Visiting with Jesus
I first caught a glimpse of him through the doorbell camera at church. He looked cold and a little scraggly, and when I went to open the door, he was shorter than I expected. But there he was: the Son of God in human flesh. We talked for a while, as anyone might when they have the chance to speak with someone so important and famous. We talked about theology, about the church, about the state of our world. Unsurprisingly, I thought about our conversation for the rest of the day and much of the following week.
I guess that’s what happens when you visit with Jesus.
Now, I did not actually meet Jesus. I actually met a 28-year-old homeless man named Bobby who believes he is Jesus. Bobby talked on and on about how he has been scientifically designed to be the second coming of Christ and how he is just now coming into a full understanding of who he is. Bobby is convinced he’s Jesus; I remain skeptical, primarily because the message that Bobby was proclaiming was at odds with the message that Jesus of Nazareth proclaimed. So I’m pretty sure Bobby is not our Lord returned to St. Louis.
But when I met with Bobby, I did visit with Jesus. At least in the way that Jesus talks about in Matthew 25:31-46, where he says, “Truly, I say to you, as you did it to one of the least of these my brothers, you did it to me.” Bobby was cold and hungry. Bobby needed a place to charge his cell phone for an hour. Bobby needed to talk to someone about all the things he has been thinking about since his uncle kicked him out of his house a couple of months ago.1 Bobby needed someone to love him. If we take Jesus’ words seriously, when I visited with Bobby, in some real way I was visiting with Jesus.2
Reflections on Bobby’s Visit
As I reflected on Bobby’s visit, my thoughts coalesced around two questions.
First, what does it mean to truly encounter Jesus in the lives and realities of the least of these? In chaplaincy and pastoral care training, you are taught to think about yourself as the presence of Jesus while you are ministering to someone in need.
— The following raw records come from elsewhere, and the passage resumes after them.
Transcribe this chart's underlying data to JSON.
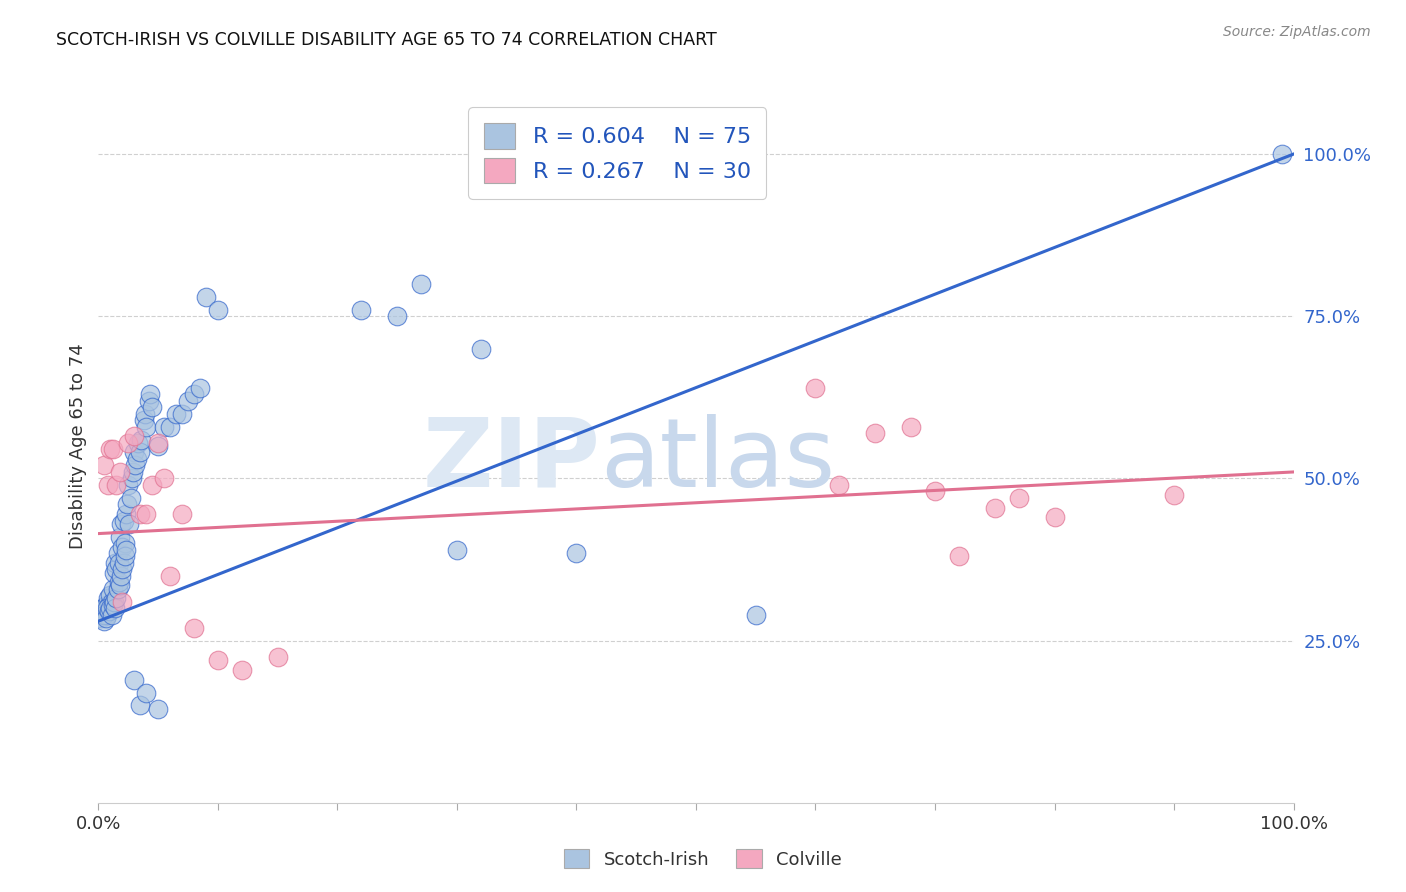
{
  "title": "SCOTCH-IRISH VS COLVILLE DISABILITY AGE 65 TO 74 CORRELATION CHART",
  "source": "Source: ZipAtlas.com",
  "ylabel": "Disability Age 65 to 74",
  "y_tick_labels": [
    "25.0%",
    "50.0%",
    "75.0%",
    "100.0%"
  ],
  "y_tick_positions": [
    25.0,
    50.0,
    75.0,
    100.0
  ],
  "blue_color": "#aac4e0",
  "pink_color": "#f4a8c0",
  "line_blue": "#3366cc",
  "line_pink": "#e07090",
  "legend_text_color": "#2255bb",
  "blue_scatter": [
    [
      0.2,
      28.5
    ],
    [
      0.3,
      29.5
    ],
    [
      0.4,
      30.0
    ],
    [
      0.5,
      28.0
    ],
    [
      0.6,
      30.5
    ],
    [
      0.7,
      29.0
    ],
    [
      0.8,
      31.5
    ],
    [
      0.9,
      30.5
    ],
    [
      1.0,
      32.0
    ],
    [
      1.1,
      31.0
    ],
    [
      1.2,
      33.0
    ],
    [
      1.3,
      35.5
    ],
    [
      1.4,
      37.0
    ],
    [
      1.5,
      36.0
    ],
    [
      1.6,
      38.5
    ],
    [
      1.7,
      37.0
    ],
    [
      1.8,
      41.0
    ],
    [
      1.9,
      43.0
    ],
    [
      2.0,
      39.5
    ],
    [
      2.1,
      43.5
    ],
    [
      2.2,
      40.0
    ],
    [
      2.3,
      44.5
    ],
    [
      2.4,
      46.0
    ],
    [
      2.5,
      49.0
    ],
    [
      2.6,
      43.0
    ],
    [
      2.7,
      47.0
    ],
    [
      2.8,
      50.0
    ],
    [
      2.9,
      51.0
    ],
    [
      3.0,
      54.0
    ],
    [
      3.1,
      52.0
    ],
    [
      3.2,
      53.0
    ],
    [
      3.3,
      55.5
    ],
    [
      3.5,
      54.0
    ],
    [
      3.6,
      56.0
    ],
    [
      3.8,
      59.0
    ],
    [
      3.9,
      60.0
    ],
    [
      4.0,
      58.0
    ],
    [
      4.2,
      62.0
    ],
    [
      4.3,
      63.0
    ],
    [
      4.5,
      61.0
    ],
    [
      5.0,
      55.0
    ],
    [
      5.5,
      58.0
    ],
    [
      6.0,
      58.0
    ],
    [
      6.5,
      60.0
    ],
    [
      7.0,
      60.0
    ],
    [
      7.5,
      62.0
    ],
    [
      8.0,
      63.0
    ],
    [
      8.5,
      64.0
    ],
    [
      0.5,
      29.0
    ],
    [
      0.6,
      28.5
    ],
    [
      0.7,
      30.0
    ],
    [
      0.9,
      29.5
    ],
    [
      1.0,
      30.0
    ],
    [
      1.1,
      29.0
    ],
    [
      1.2,
      30.5
    ],
    [
      1.3,
      31.0
    ],
    [
      1.4,
      30.0
    ],
    [
      1.5,
      31.5
    ],
    [
      1.6,
      33.0
    ],
    [
      1.7,
      34.0
    ],
    [
      1.8,
      33.5
    ],
    [
      1.9,
      35.0
    ],
    [
      2.0,
      36.0
    ],
    [
      2.1,
      37.0
    ],
    [
      2.2,
      38.0
    ],
    [
      2.3,
      39.0
    ],
    [
      3.0,
      19.0
    ],
    [
      3.5,
      15.0
    ],
    [
      4.0,
      17.0
    ],
    [
      5.0,
      14.5
    ],
    [
      9.0,
      78.0
    ],
    [
      10.0,
      76.0
    ],
    [
      30.0,
      39.0
    ],
    [
      40.0,
      38.5
    ],
    [
      55.0,
      29.0
    ],
    [
      99.0,
      100.0
    ],
    [
      22.0,
      76.0
    ],
    [
      25.0,
      75.0
    ],
    [
      27.0,
      80.0
    ],
    [
      32.0,
      70.0
    ]
  ],
  "pink_scatter": [
    [
      0.5,
      52.0
    ],
    [
      0.8,
      49.0
    ],
    [
      1.0,
      54.5
    ],
    [
      1.2,
      54.5
    ],
    [
      1.5,
      49.0
    ],
    [
      1.8,
      51.0
    ],
    [
      2.0,
      31.0
    ],
    [
      2.5,
      55.5
    ],
    [
      3.0,
      56.5
    ],
    [
      3.5,
      44.5
    ],
    [
      4.0,
      44.5
    ],
    [
      4.5,
      49.0
    ],
    [
      5.0,
      55.5
    ],
    [
      5.5,
      50.0
    ],
    [
      6.0,
      35.0
    ],
    [
      7.0,
      44.5
    ],
    [
      8.0,
      27.0
    ],
    [
      10.0,
      22.0
    ],
    [
      12.0,
      20.5
    ],
    [
      15.0,
      22.5
    ],
    [
      60.0,
      64.0
    ],
    [
      62.0,
      49.0
    ],
    [
      65.0,
      57.0
    ],
    [
      68.0,
      58.0
    ],
    [
      70.0,
      48.0
    ],
    [
      72.0,
      38.0
    ],
    [
      75.0,
      45.5
    ],
    [
      77.0,
      47.0
    ],
    [
      80.0,
      44.0
    ],
    [
      90.0,
      47.5
    ]
  ],
  "xlim": [
    0.0,
    100.0
  ],
  "ylim": [
    0.0,
    110.0
  ],
  "blue_line": {
    "x0": 0.0,
    "y0": 28.0,
    "x1": 100.0,
    "y1": 100.0
  },
  "pink_line": {
    "x0": 0.0,
    "y0": 41.5,
    "x1": 100.0,
    "y1": 51.0
  }
}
As I was talking to Bobby, I wondered how true that was when the person you are in the room with thinks that they are Jesus.
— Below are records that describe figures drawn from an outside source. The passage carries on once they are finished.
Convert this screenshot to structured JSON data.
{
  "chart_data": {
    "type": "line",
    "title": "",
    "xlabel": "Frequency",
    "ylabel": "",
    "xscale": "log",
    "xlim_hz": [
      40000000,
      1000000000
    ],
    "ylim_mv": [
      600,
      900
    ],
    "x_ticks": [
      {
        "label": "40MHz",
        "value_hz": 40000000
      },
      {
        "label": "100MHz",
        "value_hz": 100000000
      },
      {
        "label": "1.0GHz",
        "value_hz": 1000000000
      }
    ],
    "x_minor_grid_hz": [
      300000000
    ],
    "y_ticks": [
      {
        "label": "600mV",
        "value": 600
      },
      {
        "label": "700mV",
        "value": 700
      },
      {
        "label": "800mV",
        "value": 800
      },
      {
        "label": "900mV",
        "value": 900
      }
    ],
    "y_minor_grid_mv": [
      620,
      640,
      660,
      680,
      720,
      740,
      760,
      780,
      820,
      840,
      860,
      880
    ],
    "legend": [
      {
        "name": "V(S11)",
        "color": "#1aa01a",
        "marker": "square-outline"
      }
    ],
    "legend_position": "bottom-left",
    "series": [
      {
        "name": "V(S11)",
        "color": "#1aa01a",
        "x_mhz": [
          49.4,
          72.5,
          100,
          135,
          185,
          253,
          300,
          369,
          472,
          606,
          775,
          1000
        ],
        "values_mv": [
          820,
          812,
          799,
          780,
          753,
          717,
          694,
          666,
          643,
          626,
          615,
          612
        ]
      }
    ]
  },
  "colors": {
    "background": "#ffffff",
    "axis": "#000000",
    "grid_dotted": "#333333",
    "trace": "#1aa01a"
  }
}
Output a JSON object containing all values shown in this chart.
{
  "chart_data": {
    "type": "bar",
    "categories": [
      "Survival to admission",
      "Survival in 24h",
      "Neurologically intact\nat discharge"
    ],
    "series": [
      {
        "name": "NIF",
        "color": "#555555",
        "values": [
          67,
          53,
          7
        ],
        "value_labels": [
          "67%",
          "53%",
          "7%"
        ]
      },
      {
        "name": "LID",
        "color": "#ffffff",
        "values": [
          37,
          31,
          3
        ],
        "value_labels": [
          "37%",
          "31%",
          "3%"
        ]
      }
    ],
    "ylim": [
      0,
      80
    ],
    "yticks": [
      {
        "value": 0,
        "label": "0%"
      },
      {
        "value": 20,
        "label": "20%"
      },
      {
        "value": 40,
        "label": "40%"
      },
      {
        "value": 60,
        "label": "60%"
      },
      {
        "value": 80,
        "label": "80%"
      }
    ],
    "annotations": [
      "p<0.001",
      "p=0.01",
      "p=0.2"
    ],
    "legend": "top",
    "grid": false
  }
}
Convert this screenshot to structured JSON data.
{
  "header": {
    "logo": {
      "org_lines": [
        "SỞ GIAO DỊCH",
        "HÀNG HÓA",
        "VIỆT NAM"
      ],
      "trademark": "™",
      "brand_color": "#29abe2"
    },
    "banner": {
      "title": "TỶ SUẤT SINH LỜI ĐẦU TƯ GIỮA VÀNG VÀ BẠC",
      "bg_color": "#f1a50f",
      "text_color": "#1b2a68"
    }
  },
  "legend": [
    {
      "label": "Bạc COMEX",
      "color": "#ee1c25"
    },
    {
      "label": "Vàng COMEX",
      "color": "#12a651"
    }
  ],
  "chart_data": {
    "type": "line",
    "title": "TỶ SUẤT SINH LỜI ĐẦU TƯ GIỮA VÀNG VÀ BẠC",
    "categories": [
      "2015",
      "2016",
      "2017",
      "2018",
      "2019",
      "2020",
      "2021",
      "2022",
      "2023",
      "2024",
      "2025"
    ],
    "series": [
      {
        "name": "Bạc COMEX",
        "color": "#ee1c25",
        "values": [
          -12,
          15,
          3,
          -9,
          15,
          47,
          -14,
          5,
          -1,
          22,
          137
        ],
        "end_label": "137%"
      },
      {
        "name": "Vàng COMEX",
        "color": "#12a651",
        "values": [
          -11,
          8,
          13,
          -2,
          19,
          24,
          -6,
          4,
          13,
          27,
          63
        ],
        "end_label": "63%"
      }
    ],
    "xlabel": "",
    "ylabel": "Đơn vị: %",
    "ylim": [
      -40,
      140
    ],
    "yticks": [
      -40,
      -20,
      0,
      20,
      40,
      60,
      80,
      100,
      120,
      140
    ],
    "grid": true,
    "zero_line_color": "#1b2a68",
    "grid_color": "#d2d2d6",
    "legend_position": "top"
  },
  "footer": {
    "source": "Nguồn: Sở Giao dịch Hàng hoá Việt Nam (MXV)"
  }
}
What does it mean, in light of Matthew 25, that we are showing love to Jesus in such situations? The traditional Christian answer seems a good place to start here: that we should show love, respect, concern, and care for those who are hurting, poor, or disadvantaged. Bringing a cup of cold water to someone who needs it is truly an expression of the love of Christ. Yet listening to someone—and then handing them a homeless aid kit and making sure they have some food that day—just does not seem sufficient. That leads to my second line of questioning:
How ought the church interact with people like Bobby? Is it enough to give him some help and then send him on his way? Should there be other help we offer Bobby?
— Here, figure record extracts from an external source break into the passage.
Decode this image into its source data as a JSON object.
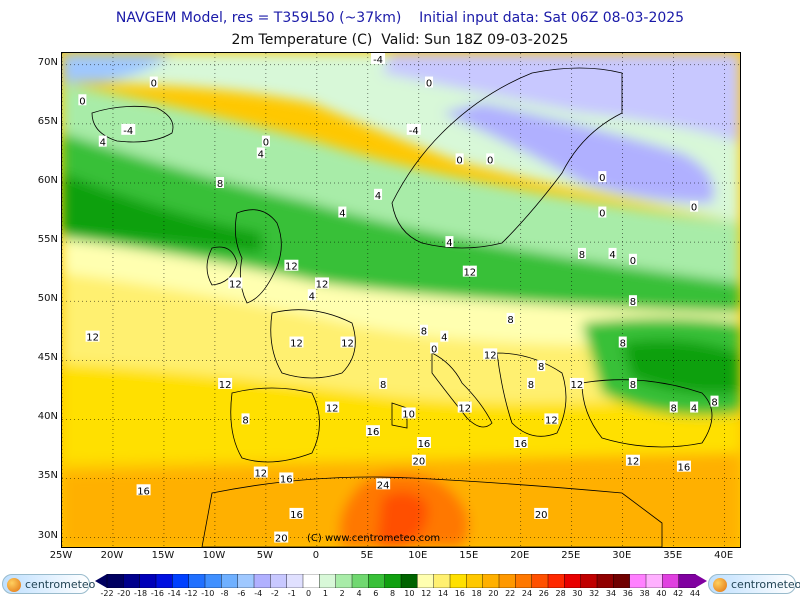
{
  "header": {
    "line1": "NAVGEM Model, res = T359L50 (~37km)    Initial input data: Sat 06Z 08-03-2025",
    "line2": "2m Temperature (C)  Valid: Sun 18Z 09-03-2025"
  },
  "axes": {
    "lat_labels": [
      "70N",
      "65N",
      "60N",
      "55N",
      "50N",
      "45N",
      "40N",
      "35N",
      "30N"
    ],
    "lon_labels": [
      "25W",
      "20W",
      "15W",
      "10W",
      "5W",
      "0",
      "5E",
      "10E",
      "15E",
      "20E",
      "25E",
      "30E",
      "35E",
      "40E"
    ]
  },
  "watermark": "(C)  www.centrometeo.com",
  "colorbar": {
    "labels": [
      "-22",
      "-20",
      "-18",
      "-16",
      "-14",
      "-12",
      "-10",
      "-8",
      "-6",
      "-4",
      "-2",
      "-1",
      "0",
      "1",
      "2",
      "4",
      "6",
      "8",
      "10",
      "12",
      "14",
      "16",
      "18",
      "20",
      "22",
      "24",
      "26",
      "28",
      "30",
      "32",
      "34",
      "36",
      "38",
      "40",
      "42",
      "44"
    ],
    "colors": [
      "#000060",
      "#00008c",
      "#0000b8",
      "#0010e0",
      "#0040ff",
      "#2070ff",
      "#4090ff",
      "#6fb0ff",
      "#9fc8ff",
      "#b0b0ff",
      "#c8c8ff",
      "#e0e0ff",
      "#ffffff",
      "#d8f8d8",
      "#a8eca8",
      "#70d870",
      "#38c038",
      "#10a010",
      "#006400",
      "#ffffb0",
      "#fff070",
      "#ffe000",
      "#ffc800",
      "#ffb000",
      "#ff9800",
      "#ff7800",
      "#ff5000",
      "#ff2800",
      "#e80000",
      "#c00000",
      "#900000",
      "#700000",
      "#ff80ff",
      "#ffb0ff",
      "#e040e0",
      "#8000a0"
    ]
  },
  "logos": {
    "left": "centrometeo",
    "right": "centrometeo"
  },
  "contour_labels": [
    {
      "t": "-4",
      "lon": 6,
      "lat": 70.5
    },
    {
      "t": "0",
      "lon": -16,
      "lat": 68.5
    },
    {
      "t": "0",
      "lon": -23,
      "lat": 67
    },
    {
      "t": "-4",
      "lon": -18.5,
      "lat": 64.5
    },
    {
      "t": "4",
      "lon": -21,
      "lat": 63.5
    },
    {
      "t": "0",
      "lon": -5,
      "lat": 63.5
    },
    {
      "t": "4",
      "lon": -5.5,
      "lat": 62.5
    },
    {
      "t": "0",
      "lon": 11,
      "lat": 68.5
    },
    {
      "t": "-4",
      "lon": 9.5,
      "lat": 64.5
    },
    {
      "t": "0",
      "lon": 14,
      "lat": 62
    },
    {
      "t": "4",
      "lon": 6,
      "lat": 59
    },
    {
      "t": "0",
      "lon": 17,
      "lat": 62
    },
    {
      "t": "0",
      "lon": 28,
      "lat": 60.5
    },
    {
      "t": "0",
      "lon": 28,
      "lat": 57.5
    },
    {
      "t": "0",
      "lon": 37,
      "lat": 58
    },
    {
      "t": "8",
      "lon": -9.5,
      "lat": 60
    },
    {
      "t": "4",
      "lon": 2.5,
      "lat": 57.5
    },
    {
      "t": "12",
      "lon": -2.5,
      "lat": 53
    },
    {
      "t": "12",
      "lon": -8,
      "lat": 51.5
    },
    {
      "t": "12",
      "lon": 0.5,
      "lat": 51.5
    },
    {
      "t": "4",
      "lon": 13,
      "lat": 55
    },
    {
      "t": "8",
      "lon": 26,
      "lat": 54
    },
    {
      "t": "12",
      "lon": 15,
      "lat": 52.5
    },
    {
      "t": "4",
      "lon": 29,
      "lat": 54
    },
    {
      "t": "0",
      "lon": 31,
      "lat": 53.5
    },
    {
      "t": "8",
      "lon": 31,
      "lat": 50
    },
    {
      "t": "12",
      "lon": -22,
      "lat": 47
    },
    {
      "t": "12",
      "lon": -2,
      "lat": 46.5
    },
    {
      "t": "4",
      "lon": -0.5,
      "lat": 50.5
    },
    {
      "t": "12",
      "lon": 3,
      "lat": 46.5
    },
    {
      "t": "8",
      "lon": 10.5,
      "lat": 47.5
    },
    {
      "t": "4",
      "lon": 12.5,
      "lat": 47
    },
    {
      "t": "0",
      "lon": 11.5,
      "lat": 46
    },
    {
      "t": "8",
      "lon": 19,
      "lat": 48.5
    },
    {
      "t": "12",
      "lon": 17,
      "lat": 45.5
    },
    {
      "t": "8",
      "lon": 22,
      "lat": 44.5
    },
    {
      "t": "8",
      "lon": 30,
      "lat": 46.5
    },
    {
      "t": "12",
      "lon": -9,
      "lat": 43
    },
    {
      "t": "8",
      "lon": 21,
      "lat": 43
    },
    {
      "t": "12",
      "lon": 25.5,
      "lat": 43
    },
    {
      "t": "12",
      "lon": 1.5,
      "lat": 41
    },
    {
      "t": "8",
      "lon": 6.5,
      "lat": 43
    },
    {
      "t": "12",
      "lon": 14.5,
      "lat": 41
    },
    {
      "t": "8",
      "lon": 31,
      "lat": 43
    },
    {
      "t": "8",
      "lon": -7,
      "lat": 40
    },
    {
      "t": "10",
      "lon": 9,
      "lat": 40.5
    },
    {
      "t": "16",
      "lon": 5.5,
      "lat": 39
    },
    {
      "t": "12",
      "lon": 23,
      "lat": 40
    },
    {
      "t": "8",
      "lon": 35,
      "lat": 41
    },
    {
      "t": "4",
      "lon": 37,
      "lat": 41
    },
    {
      "t": "8",
      "lon": 39,
      "lat": 41.5
    },
    {
      "t": "16",
      "lon": 10.5,
      "lat": 38
    },
    {
      "t": "16",
      "lon": 20,
      "lat": 38
    },
    {
      "t": "20",
      "lon": 10,
      "lat": 36.5
    },
    {
      "t": "12",
      "lon": 31,
      "lat": 36.5
    },
    {
      "t": "16",
      "lon": 36,
      "lat": 36
    },
    {
      "t": "12",
      "lon": -5.5,
      "lat": 35.5
    },
    {
      "t": "16",
      "lon": -3,
      "lat": 35
    },
    {
      "t": "16",
      "lon": -17,
      "lat": 34
    },
    {
      "t": "24",
      "lon": 6.5,
      "lat": 34.5
    },
    {
      "t": "16",
      "lon": -2,
      "lat": 32
    },
    {
      "t": "20",
      "lon": 22,
      "lat": 32
    },
    {
      "t": "20",
      "lon": -3.5,
      "lat": 30
    }
  ]
}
There is a great and growing need for local churches to have staff and volunteers who are equipped as counselors—this is one of the clearest things I have learned in my time as a vocational minister. Mental health and spiritual health are intimately entwined—yet the church is underprepared to provide the kind of support and help that an increasing number of people need.
Of course, we must also wrestle with the reality that it is not enough for us to want to help people in Bobby’s position—Bobby actually must want to help himself for any meaningful life change to occur. That tends to be the difficult bit with all this, you see.3 It is great to offer people cups of cold water in the name of Jesus; it is much harder to convince them that they actually should take that gift and change their lives with it.4
As I try to help the least of these, I am always wondering how much of my effort is actually enabling rather than helping. Does loving Bobby mean just listening to his delusion, praying for him, giving him some food, and then sending him on his way? Is doing those things truly what is loving for him? Is that really the way that he needs to be shown love?
The truth is that I do not know. I really don’t. It is a tough nut to crack, and one I am going to continue to reflect upon in the days and months to come. And in the meantime, I am going to do the little that I am able to do for people who are in Bobby’s situation. I am going to continue to listen. I am going to continue to offer what limited resources I have. And in so doing, my hope and prayer is that I can continue to visit with Jesus.